Dismayed, I shook my head and closed my eyes. "Get it out!" I could imagine Draco pleading with her. "I just want it out! I just want to everything to go back to how it was before!"
Before I came and ruined any semblance of equilibrium that existed in the Malfoy household.
"I suppose I have no right to an opinion in the matter?" I asked dully, looking very much forward to the bottle of muggle paracetamol I kept in my bedside drawer. "It will be Lucius who signs the paperwork."
"It will," Poppy agreed. Then, to my surprise, her face softened as she continued. "But you love Draco, as much as the most devoted father could, and that counts for a lot, Severus, even if not on paper. Continue to do that and nobody can fault you. Especially that boy. Children don't need much, and if Draco knows he has you on his side, he is far luckier than half the children that come through there doors." She shot me a rueful smile as she rose, indicating the culmination of our short meeting. "And don't you forget it, Severus Snape."
Draco's smouldering fury had subsided almost to the point of nonexistence by the time I came to return. Perched on the edge of a chair and half slumped across my desk, he turned abruptly at the sound of my arrival; as ever, acutely aware of any and every movement outside of himself - the advantage of the perpetual victim.
Lingering by the door, still not certain which kind of welcome I would receive from my highly volatile godson, and offered a small smile. "Hi."
Draco regarded me with equal uncertainty. "Hi."
"You okay?"
He nodded unconvincingly, sucking in his bottom lip. "Mmmhmm."

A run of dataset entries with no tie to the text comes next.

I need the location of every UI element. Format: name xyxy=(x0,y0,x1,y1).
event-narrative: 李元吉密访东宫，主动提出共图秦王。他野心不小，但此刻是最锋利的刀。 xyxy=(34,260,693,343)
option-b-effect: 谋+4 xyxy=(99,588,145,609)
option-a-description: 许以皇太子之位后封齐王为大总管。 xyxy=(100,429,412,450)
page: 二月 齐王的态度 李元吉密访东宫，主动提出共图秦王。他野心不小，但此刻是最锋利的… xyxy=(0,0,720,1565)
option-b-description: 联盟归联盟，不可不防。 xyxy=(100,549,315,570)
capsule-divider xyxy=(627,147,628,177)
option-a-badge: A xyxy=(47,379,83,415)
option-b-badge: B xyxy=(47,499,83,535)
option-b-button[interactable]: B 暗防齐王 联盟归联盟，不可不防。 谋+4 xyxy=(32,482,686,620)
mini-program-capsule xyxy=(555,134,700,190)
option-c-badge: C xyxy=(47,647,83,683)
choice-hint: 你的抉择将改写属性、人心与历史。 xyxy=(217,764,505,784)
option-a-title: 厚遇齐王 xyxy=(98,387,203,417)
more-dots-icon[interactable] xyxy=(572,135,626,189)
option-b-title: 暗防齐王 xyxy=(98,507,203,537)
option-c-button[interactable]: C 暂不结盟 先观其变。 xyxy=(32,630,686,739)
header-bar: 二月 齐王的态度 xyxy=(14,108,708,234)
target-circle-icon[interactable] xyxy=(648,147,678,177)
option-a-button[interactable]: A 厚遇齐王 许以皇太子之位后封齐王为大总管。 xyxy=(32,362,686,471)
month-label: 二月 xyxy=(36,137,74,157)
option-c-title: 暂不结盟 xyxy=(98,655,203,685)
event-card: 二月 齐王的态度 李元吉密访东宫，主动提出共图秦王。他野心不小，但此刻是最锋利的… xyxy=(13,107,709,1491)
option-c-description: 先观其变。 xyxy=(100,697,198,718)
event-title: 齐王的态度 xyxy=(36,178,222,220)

I struggled to know how to begin, what to even say that might do some good, that wouldn't be misconstrued as empty, placating words. Draco's eyes were wide and staring as he waited for me to say something that would make everything okay and fix the rift that had cracked between us. He wanted to go back, to how things were before they had been blown up and complicated beyond redemption.
Inspiration never came and I watched, despising myself, as with every word I couldn't speak, the coldness began to harden Draco's countenance once more.
I stopped thinking and allowed myself to go into automatic. It took three strides to be by Draco's side and half a moment until his lithe body was wrapped securely up in my arms, his head nestled in the safe place in the crook of my neck. I hummed a low, tuneless melody as I held him, one which reverberated deep in my chest, and gradually I felt the tension give way to the softness I remembered from he beginning. His arm curled around mine, holding on tight as he burrowed deeper, seeking out the affection he had been so afraid of for so long.
His hair was still baby-soft where I rested my chin, and if I closed my eyes I could easily make-believe that we were still in the rooms of Malfoy Manor that had once been mine, reading together before dinner, or talking through the strange ways of the world in the middle of the night when a worry would have Draco knocking cautiously on my door. It was almost as though we had returned to our own kind of normal.
Perhaps we could. Perhaps some things truly are best forgotten. Perhaps.